I am using RHEL 6 and the output comes as:

this is the fourth line

As per my understanding, N just pulls in the next line into the pattern space and D deletes just the first line of the pattern space. Therefore, the output should have been:

this is the second line
this is the fourth line

Can someone please explain why the output is coming as mentioned above?

Answer 1

As already shown using D will move to the beginning of program. You can however use the following to print even lines:

sed -n 'n;p'

and to print odds:

sed 'n;d'

In GNU sed you can also use:

sed '0~2!d' # Odd
sed '1~2!d' # Even

An alternative can be something like:

N;s/^[^\n]*\n//

which will read the next line into the pattern space and then substitute the first away.
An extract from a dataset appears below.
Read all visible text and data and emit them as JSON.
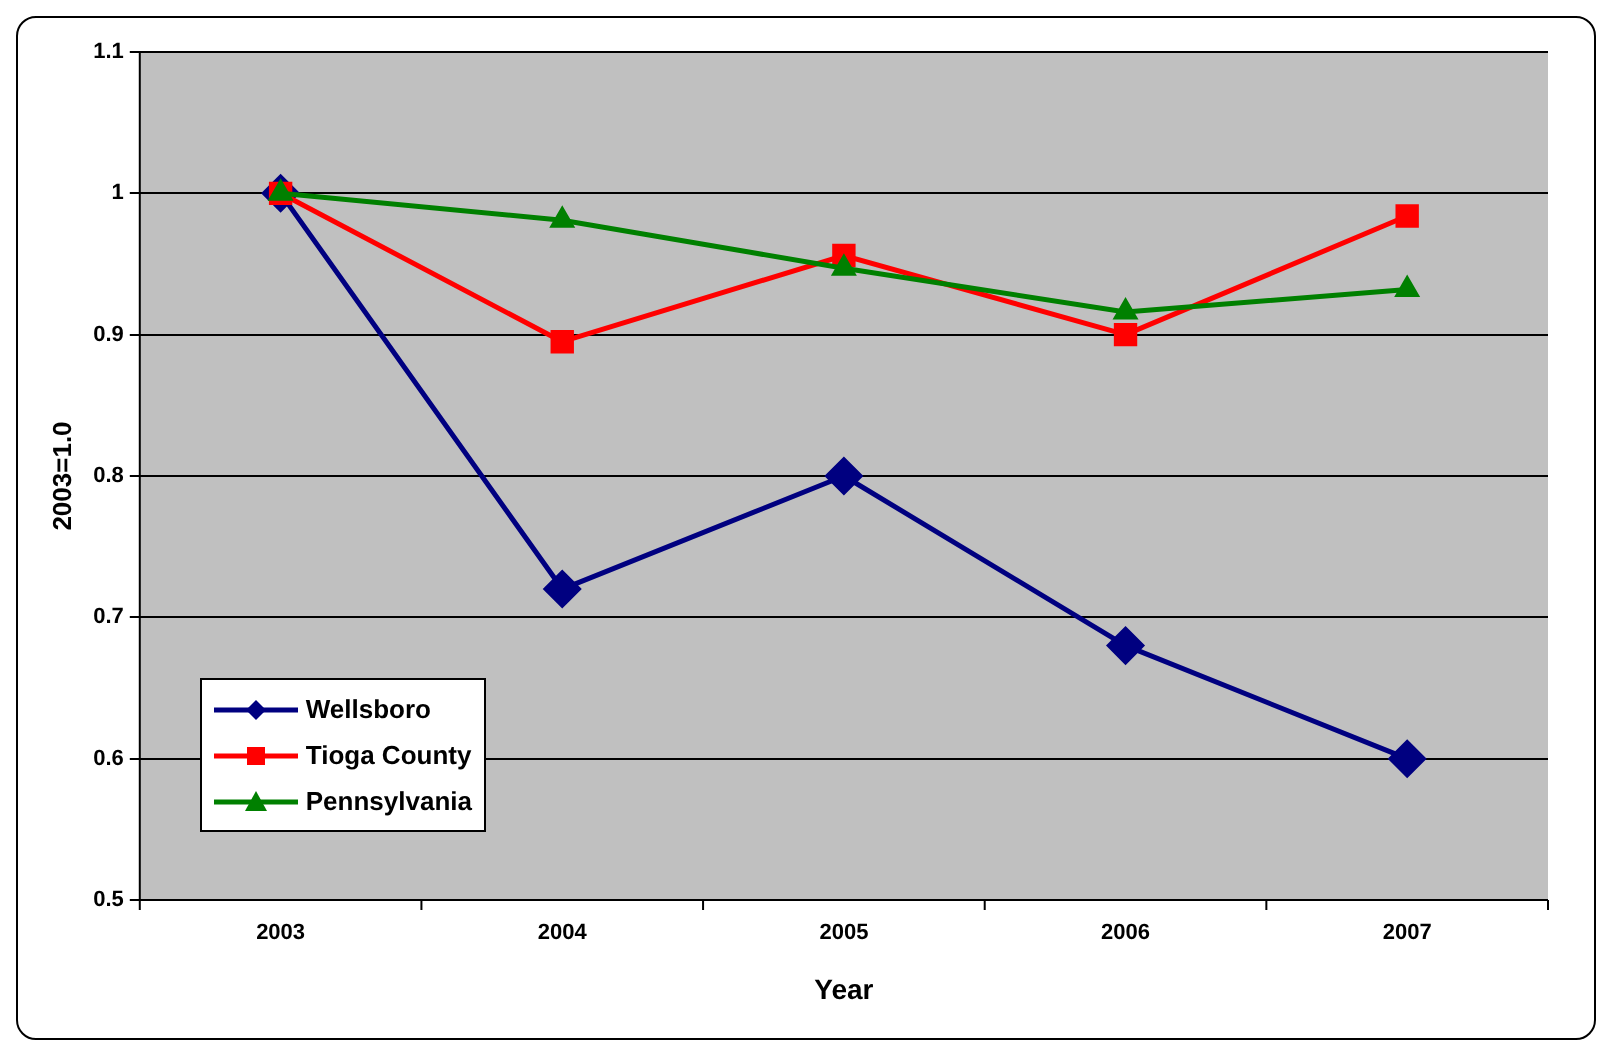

One might ask why this is the behavior. One reason is to make things like this possible, working with multiply lines in the pattern space:

$!N;/\npattern$/d;P;D

The above will delete lines matching pattern as well as the line before.

Answer 2

According to the documentation:

D

If pattern space contains no newline, start a normal new cycle as if the d command was issued. Otherwise, delete text in the pattern space up to the first newline, and restart cycle with the resultant pattern space, without reading a new line of input.

(Emphasis mine.)

It sounds like this would restart your sed program from the beginning, reading and deleting lines until it runs out of input, at which point only the last line is left in the buffer.